Fino a che punto le attività economiche come la produzione della soia e l’allevamento del bestiame condizioneranno il disboscamento?

La configurazione del modulo rurale dei 100 ettari in Amazzonia, secondo il quale un agricoltore può disboscarne solo qualcosa come 20 ettari, è stata un’illusione fin dall’inizio. Sono arrivati i grandi latifondisti e questi non se ne sono certo preoccupati. Tutta la vegetazione delle loro enormi proprietà è stata e continua ad essere sacrificata in tutta la sua estensione. Fino a poco tempo fa, una regione con la foresta intatta era considerata terra pubblica. Disboscare significava “bonificare”, “valorizzare” l’area. Che cosa spaventosa! Così è successo che i latifondisti hanno semplicemente mandato ad abbattere la vegetazione su larga scala, solo per dimostrare che stavano “bonificando” la terra al fine di ottenere i sostanziosi crediti di banche che agevolano lo “sviluppo”. Che rovesciamento di valori! “Sviluppo” è diventato sinonimo di abbattere, bruciare, distruggere, uccidere. In Amazzonia, per l’allevamento intensivo bastano solo i campi naturali delle estese pianure, non le regioni coperte da foreste. 
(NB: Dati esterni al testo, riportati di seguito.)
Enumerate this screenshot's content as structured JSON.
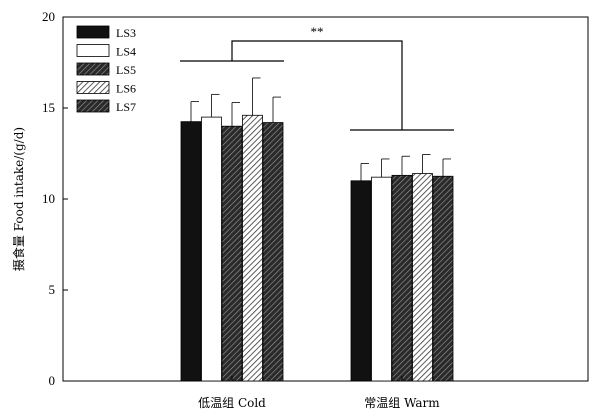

In pratica, gli organismi preposti al controllo fanno finta di non vedere?

Non vorrei arrivare a tanto affermando che fanno finta di non vedere. Bisogna distinguere fra il governo e gli organismi esecutivi. Non esito a denunciare la poca attenzione od omissione di un  “Governo” che è più preoccupato di mostrare al mondo le sue “iniziative” contro i disboscamenti e gli incendi. Si affanna a difendere l’“immagine” del Brasile all’esterno!Allo stesso tempo il povero Ministero dell’Ambiente mi è simpatico. Difende con le unghie e con i denti la casa che Dio ha creato per tanti popoli in Amazzonia. Purtroppo questo ministero è ben lungi dall’avere poteri e risorse finanziarie per svolgere adeguatamente i suoi compiti. La ministra Marina mi è sempre parsa una ‘figliastra’ del Governo, magrissima, simbolo vivo della denutrizione del dicastero che occupa. È qui perché è dell’Acre e porta con sé un bagaglio ricco di impegno nelle questioni ambientali, di difesa dell’Amazzonia. Ma in realtà, qual è la portata di un ministero con risorse tanto scarse? Tutto il mondo schernisce l’Ibama (Istituto Brasiliano dell’Ambiente, ndt)! Ma cosa può fare l’Ibama di Altamira nel Pará, per esempio, senza gli strumenti di cui ha bisogno per controllare tutta un’area grande quanto un Paese europeo o uno Stato brasiliano?Oltre a ciò, i funzionari del governo seri e realmente impegnati nella causa ecologica sono anche in pericolo di vita. È il caso di Roberto Scarpari, amministratore dell’Ibama di Altamira, uomo che lotta per l’Amazzonia. Trascorreva meritate ferie a Rio. La polizia lo ha fatto sparire in fretta dalla circolazione avendo scoperto che esisteva un piano di aggressione a mano armata contro di lui. Da tempo è nel mirino degli industriali del legno del Pará, che lo detestano. Ucciderlo a Rio, nel contesto di un assalto, difficilmente avrebbe sollevato sospetti sui veri mandanti dell’omicidio. Poveraccio! Qual è l’infrastruttura, quali gli strumenti per controllare l’area? Il numero dei controllori a sua disposizione è insufficiente. Ora gli daranno un elicottero! Sembra una presa in giro! 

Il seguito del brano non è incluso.